Strands represent individual strand of DNA in the system. The syntax is:
strand <name> = <list of sequences and explicit constraints> : <length>
For example:
strand C = "?N" c : 44
The "?N" is an explicit constraint. First of all, it uses the wildcard, so it fills the remaining space on the left. Furthermore, since it is never declared as a sequence it will be constrained only by what it is forced to bind to. The idea is that you have a data region of the strand and some other regions that you're required to have, but don't want to name.
Now we glue the strands together to make multi-stranded (or single-stranded) structures:
structure <name> = <list of strands> : <secondary structure>
So continuing the above example:
structure Gate = X + C + S + Y : U6 H15(+ H15(U29 + U14 H15(+)))
using Joe Zadeh's (H)elix (U)npaired notation or, say
structure Gate = X + C + S + Y : 6. 15( + 15( 29. + 14. 15( + 45)
in a sort of shorthand dot-paren notation (where each number is a multiplier on the symbol following it).
By default it is assumed that you want to optimize the thermodynamics of the structure to be as close to the specified secondary structure as possible. If not, you can tell the compiler not to optimize a specific structure. For example:
structure [no-opt] Gate = X + C + S + Y : U6 H15(+ H15(U29 + U14 H15(+)))
This can be useful for two reasons. First, you may with to impose base-pairing constraints but don't want thermodynamic optimization, for example, because you know this structure is not the MFE structure. Second, you may want the compiler to know that these strands should be grouped together as a complex, but the intended complex has psuedoknots that cannot (yet) be properly expressed in Pepper.
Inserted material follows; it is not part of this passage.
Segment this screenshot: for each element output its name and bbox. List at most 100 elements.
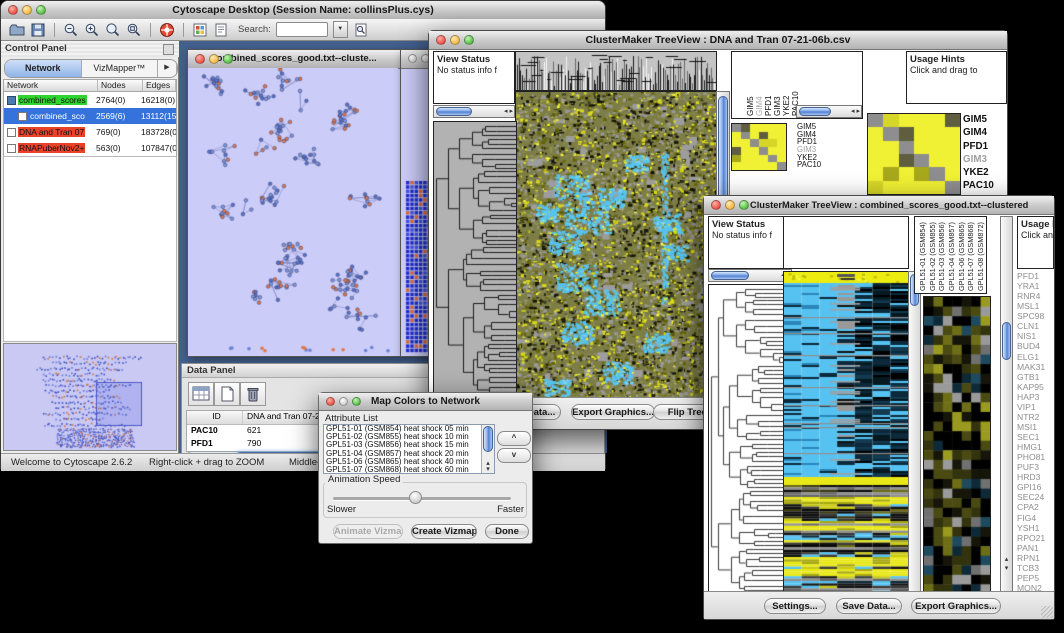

Alternatively for limited optimization:
structure [10nt] Gate = X + C + S + Y : U6 H15(+ H15(U29 + U14 H15(+)))
This aims to be within 10 nucleotides of the specified structure, on average. Note that how these parameters are interpreted is up to the back-end sequence designer. E.g. Zadeh's designer will try to minimize the average number of incorrect nucleotides; another designer might want the MFE structure to be within 10 nucleotides; the SpuriousC designer could use the parameter for some kind of weighting, but currently doesn't.
We can also specify the secondary structure on the domain level:
structure Gate = X + C + S + Y : domain .(+(.+.(+)))
assuming, for example, that the strands had been defined as
strand X = toe_x data_x
strand C = carry "29N"
strand S = "14N" sum
strand Y = sum* carry* data_x*
Here each dot-paren represents an entire domain.
Now all we have left is to explain the desired kinetics, what structures will interact and what will they produce:
kinetic <input structures> -> <output structures>
So if we're working with the half adder, we might have:
kinetic inX + Gate -> waste_X + inter_G
kinetic inY + inter_Gate -> waste_Y + outS + outC
I might allow some optional parameters to fine tune these, maybe specifying fuzzy states or desired speed of reactions.